Aterro sanitário

Parabéns ao nosso prefeito Marcus Melo, que tem olhado com idealismo, muito amor e carinho por nossa cidade. ele tem razão em não aceitar um aterro sanitário em nossa região, pois esse sistema desatualizado já provou não ser seguro, a exemplo do desastre do aterro de itaquá, que até hoje não está resolvido. o aterro sanitário provoca impacto no solo e na água com riscos para a saúde; perda do valor imobiliário e estético, perda da flora e fauna, promovendo riscos à saúde humana por meio da cadeia alimentar, além de incômodo do odor, riscos de incêndios e explosão, intensificação do efeito estufa, perigo para a camada de ozônio, riscos para as unidades. até quando a sociedade sofrerá com essas injustiças? e assim permanecemos de impactos em impactos, de destruição em destruição, de doenças em doenças, de dramas em dramas (Mariana, brumadinho, Porto Velho, que embora o material seja outro, o caminho a que leva é o mesmo), até a sociedade, como esta de Mogi, concluir que só ela pode mudar este quadro.

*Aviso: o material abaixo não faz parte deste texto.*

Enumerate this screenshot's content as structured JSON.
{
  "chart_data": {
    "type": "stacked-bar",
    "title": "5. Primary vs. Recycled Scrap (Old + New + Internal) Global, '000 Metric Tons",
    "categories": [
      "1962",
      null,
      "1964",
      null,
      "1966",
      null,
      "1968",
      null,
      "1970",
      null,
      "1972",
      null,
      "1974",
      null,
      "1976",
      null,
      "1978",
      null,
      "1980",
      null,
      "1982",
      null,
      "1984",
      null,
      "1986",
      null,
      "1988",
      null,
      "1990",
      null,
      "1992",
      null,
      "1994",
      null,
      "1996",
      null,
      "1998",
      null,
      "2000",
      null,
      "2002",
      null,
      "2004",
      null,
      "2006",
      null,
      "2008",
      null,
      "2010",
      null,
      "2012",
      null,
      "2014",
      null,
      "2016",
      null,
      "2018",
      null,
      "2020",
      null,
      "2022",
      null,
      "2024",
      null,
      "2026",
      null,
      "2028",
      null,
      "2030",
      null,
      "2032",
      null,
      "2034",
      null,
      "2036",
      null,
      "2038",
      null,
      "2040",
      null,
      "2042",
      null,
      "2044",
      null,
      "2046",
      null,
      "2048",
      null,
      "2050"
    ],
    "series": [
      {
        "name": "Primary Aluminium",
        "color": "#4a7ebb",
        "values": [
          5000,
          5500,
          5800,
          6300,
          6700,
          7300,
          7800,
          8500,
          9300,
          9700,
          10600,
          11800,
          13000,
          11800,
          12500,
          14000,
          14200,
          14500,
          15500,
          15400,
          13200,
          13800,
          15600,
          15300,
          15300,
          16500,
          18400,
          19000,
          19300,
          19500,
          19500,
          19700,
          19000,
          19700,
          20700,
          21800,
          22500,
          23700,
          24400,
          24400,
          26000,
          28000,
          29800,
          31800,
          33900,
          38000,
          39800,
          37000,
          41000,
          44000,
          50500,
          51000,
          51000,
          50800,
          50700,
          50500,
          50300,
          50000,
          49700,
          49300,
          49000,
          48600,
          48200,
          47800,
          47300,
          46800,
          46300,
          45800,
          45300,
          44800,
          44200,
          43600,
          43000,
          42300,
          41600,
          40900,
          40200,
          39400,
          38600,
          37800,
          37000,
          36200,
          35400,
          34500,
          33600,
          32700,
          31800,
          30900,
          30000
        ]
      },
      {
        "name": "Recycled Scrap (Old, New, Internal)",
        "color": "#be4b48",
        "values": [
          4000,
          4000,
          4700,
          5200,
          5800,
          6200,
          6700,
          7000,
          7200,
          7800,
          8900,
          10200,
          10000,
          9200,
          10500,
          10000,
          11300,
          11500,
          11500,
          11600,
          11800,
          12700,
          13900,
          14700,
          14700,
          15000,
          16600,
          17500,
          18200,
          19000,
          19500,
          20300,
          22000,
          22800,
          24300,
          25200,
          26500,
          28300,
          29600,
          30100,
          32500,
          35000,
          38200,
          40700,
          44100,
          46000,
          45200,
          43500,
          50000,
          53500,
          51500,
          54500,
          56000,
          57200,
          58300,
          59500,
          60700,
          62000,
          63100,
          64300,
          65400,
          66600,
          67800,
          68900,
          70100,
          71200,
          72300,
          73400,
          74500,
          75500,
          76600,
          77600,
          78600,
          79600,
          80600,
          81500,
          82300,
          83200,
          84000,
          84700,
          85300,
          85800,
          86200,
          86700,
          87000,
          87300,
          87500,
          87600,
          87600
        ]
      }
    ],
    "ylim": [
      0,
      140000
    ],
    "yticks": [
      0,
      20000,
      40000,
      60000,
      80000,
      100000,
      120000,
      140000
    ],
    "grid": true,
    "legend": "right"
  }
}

Temos várias alternativas mais limpas que já são usadas por países mais avançados, como a gaseificação. onde está o projeto da sabesp que transforma o lixo não reciclável na geração de energia através da transformação do resíduo em vapor? (Modelo/baviera). Temos tudo para isso. até a indústria para usá-lo. não podemos nos esquecer que se um aterro sanitário for feito no Taboão, terá um impacto de influência direta no sistema aquífero Taubaté, no miolo do Taboão, descarga natural da bacia do rio Paraíba, aPa federal. a busca de alternativa mais limpa é uma questão de justiça ambiental e compromisso ético ambiental com estas e as futuras gerações. responsabilidade social, liberdade para o Progresso.